See Second Remand Redetermination at 8.

Id.

Id, at 12-13.

Id., at 17.

On December 21, 2015, the CIT issued its decision in CPZ 08-09 III, in which it sustained the Department's Second Remand Redetermination. Specifically, the Court sustained the Department's decision regarding selection of the FOP data used to value post-acquisition sales of pre-acquisition inventory. Furthermore, with respect to the country of origin finding, the Court concluded that the Department reached an ultimate determination that is supported by substantial evidence on the record that accords with a reasonable, rather than expansive, interpretation of the scope of the antidumping duty order. The Court found that the Department's analysis presented in the Second Remand Redetermination, although suffering from some flaws in the interpretation of the Court's holding in CPZ 08-09 II, was sufficient to allow the Court to sustain the Department's ultimate determination.

See CPZ 08-09 III, at 7.

Id., at 15-19.

Timken Notice

In its decision in Timken, 893 F.2d at 341, as clarified by Diamond Sawblades, the CAFC held that, pursuant to section 516A(e) of the Act, the Department must publish a notice of a court decision that is not “in harmony” with a Department determination and must suspend liquidation of entries pending a “conclusive” court decision. The CIT's December 21, 2015, judgment in this case constitutes a final court decision that is not in harmony with the Department's Final Results. This notice is published in fulfillment of the publication requirements of Timken.

Amended Final Results

As a result, of the Court's final decision with respect to this case, the Department is amending the Final Results with respect to PBCD/SKF and SKF/CPZ in this case. The revised weighted-average dumping margins for the June 1, 2008, through May 31, 2009, period of review are as follows:

Exporter Final percent margin
Peer Bearing Company—Changshan (Spungen-owned, PBCD) 21.65
Changshan Peer Bearing Company, Ltd. (SKF-owned, SKF) 19.45

The Department will continue the suspension of liquidation of the subject merchandise pending the expiration of the period of appeal or, if appealed, pending a final and conclusive court decision. In the event the Court's ruling is not appealed or, if appealed, upheld by the CAFC, the Department will instruct U.S. Customs and Border Protection to assess antidumping duties on unliquidated entries of subject merchandise exported by the above listed exporters at the rate listed above.

Cash Deposit Requirements

Since the Final Results, the Department has established a new cash deposit rate for SKF/CPZ. Therefore, the cash deposit rate for SKF does not need to be updated as a result of these amended final results.

See Tapered Roller Bearings and Parts Thereof, Finished and Unfinished, From the People's Republic of China: Final Results of the Antidumping Duty Administrative Review and Final Results of the New Shipper Review; 2012-2013, 80 FR 4244 (January 27, 2015).

Since the Final Results, the Department has not established a new cash deposit rate for PBCD/CPZ. However, as explained above, in September 2008, PBCD/CPZ was acquired by AB SKF, and the Department determined via a successor-in-interest analysis that SKF/CPZ was not its successor in interest.
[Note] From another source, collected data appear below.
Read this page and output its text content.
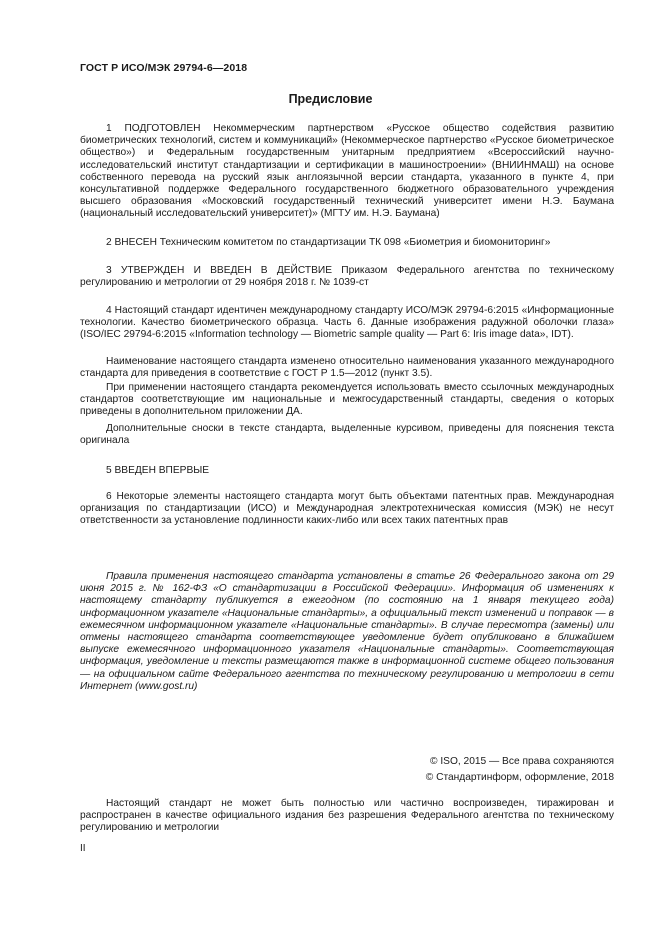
ГОСТ Р ИСО/МЭК 29794-6—2018
Предисловие
1 ПОДГОТОВЛЕН Некоммерческим партнерством «Русское общество содействия развитию биометрических технологий, систем и коммуникаций» (Некоммерческое партнерство «Русское биометрическое общество») и Федеральным государственным унитарным предприятием «Всероссийский научно-исследовательский институт стандартизации и сертификации в машиностроении» (ВНИИНМАШ) на основе собственного перевода на русский язык англоязычной версии стандарта, указанного в пункте 4, при консультативной поддержке Федерального государственного бюджетного образовательного учреждения высшего образования «Московский государственный технический университет имени Н.Э. Баумана (национальный исследовательский университет)» (МГТУ им. Н.Э. Баумана)
2 ВНЕСЕН Техническим комитетом по стандартизации ТК 098 «Биометрия и биомониторинг»
3 УТВЕРЖДЕН И ВВЕДЕН В ДЕЙСТВИЕ Приказом Федерального агентства по техническому регулированию и метрологии от 29 ноября 2018 г. № 1039-ст
4 Настоящий стандарт идентичен международному стандарту ИСО/МЭК 29794-6:2015 «Информационные технологии. Качество биометрического образца. Часть 6. Данные изображения радужной оболочки глаза» (ISO/IEC 29794-6:2015 «Information technology — Biometric sample quality — Part 6: Iris image data», IDT).
Наименование настоящего стандарта изменено относительно наименования указанного международного стандарта для приведения в соответствие с ГОСТ Р 1.5—2012 (пункт 3.5).
При применении настоящего стандарта рекомендуется использовать вместо ссылочных международных стандартов соответствующие им национальные и межгосударственный стандарты, сведения о которых приведены в дополнительном приложении ДА.
Дополнительные сноски в тексте стандарта, выделенные курсивом, приведены для пояснения текста оригинала
5 ВВЕДЕН ВПЕРВЫЕ
6 Некоторые элементы настоящего стандарта могут быть объектами патентных прав. Международная организация по стандартизации (ИСО) и Международная электротехническая комиссия (МЭК) не несут ответственности за установление подлинности каких-либо или всех таких патентных прав
Правила применения настоящего стандарта установлены в статье 26 Федерального закона от 29 июня 2015 г. № 162-ФЗ «О стандартизации в Российской Федерации». Информация об изменениях к настоящему стандарту публикуется в ежегодном (по состоянию на 1 января текущего года) информационном указателе «Национальные стандарты», а официальный текст изменений и поправок — в ежемесячном информационном указателе «Национальные стандарты». В случае пересмотра (замены) или отмены настоящего стандарта соответствующее уведомление будет опубликовано в ближайшем выпуске ежемесячного информационного указателя «Национальные стандарты». Соответствующая информация, уведомление и тексты размещаются также в информационной системе общего пользования — на официальном сайте Федерального агентства по техническому регулированию и метрологии в сети Интернет (www.gost.ru)
© ISO, 2015 — Все права сохраняются
© Стандартинформ, оформление, 2018
Настоящий стандарт не может быть полностью или частично воспроизведен, тиражирован и распространен в качестве официального издания без разрешения Федерального агентства по техническому регулированию и метрологии
II
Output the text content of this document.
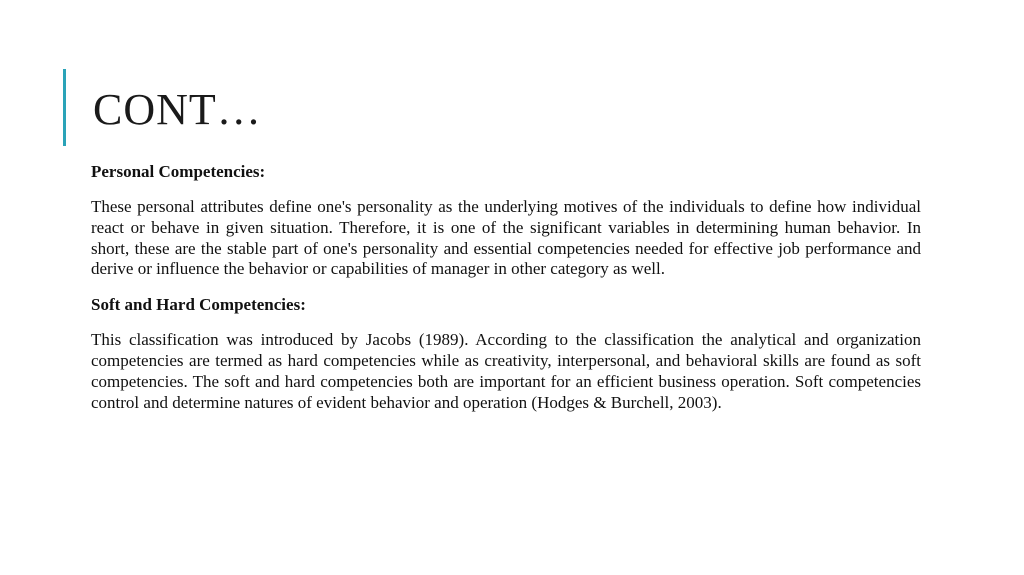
CONT…

Personal Competencies:

These personal attributes define one's personality as the underlying motives of the individuals to define how individual react or behave in given situation. Therefore, it is one of the significant variables in determining human behavior. In short, these are the stable part of one's personality and essential competencies needed for effective job performance and derive or influence the behavior or capabilities of manager in other category as well.

Soft and Hard Competencies:

This classification was introduced by Jacobs (1989). According to the classification the analytical and organization competencies are termed as hard competencies while as creativity, interpersonal, and behavioral skills are found as soft competencies. The soft and hard competencies both are important for an efficient business operation. Soft competencies control and determine natures of evident behavior and operation (Hodges & Burchell, 2003).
As a consequence, PBCD/CPZ effectively no longer exists, and its cash deposit rate does not need to be updated as a result of these amended final results.

Notification to Interested Parties

This notice is issued and published in accordance with sections 516A(e), 751(a)(1), and 777(i)(1) of the Act.

Dated: January 13, 2016.

Paul Piquado,

Assistant Secretary for Enforcement and Compliance.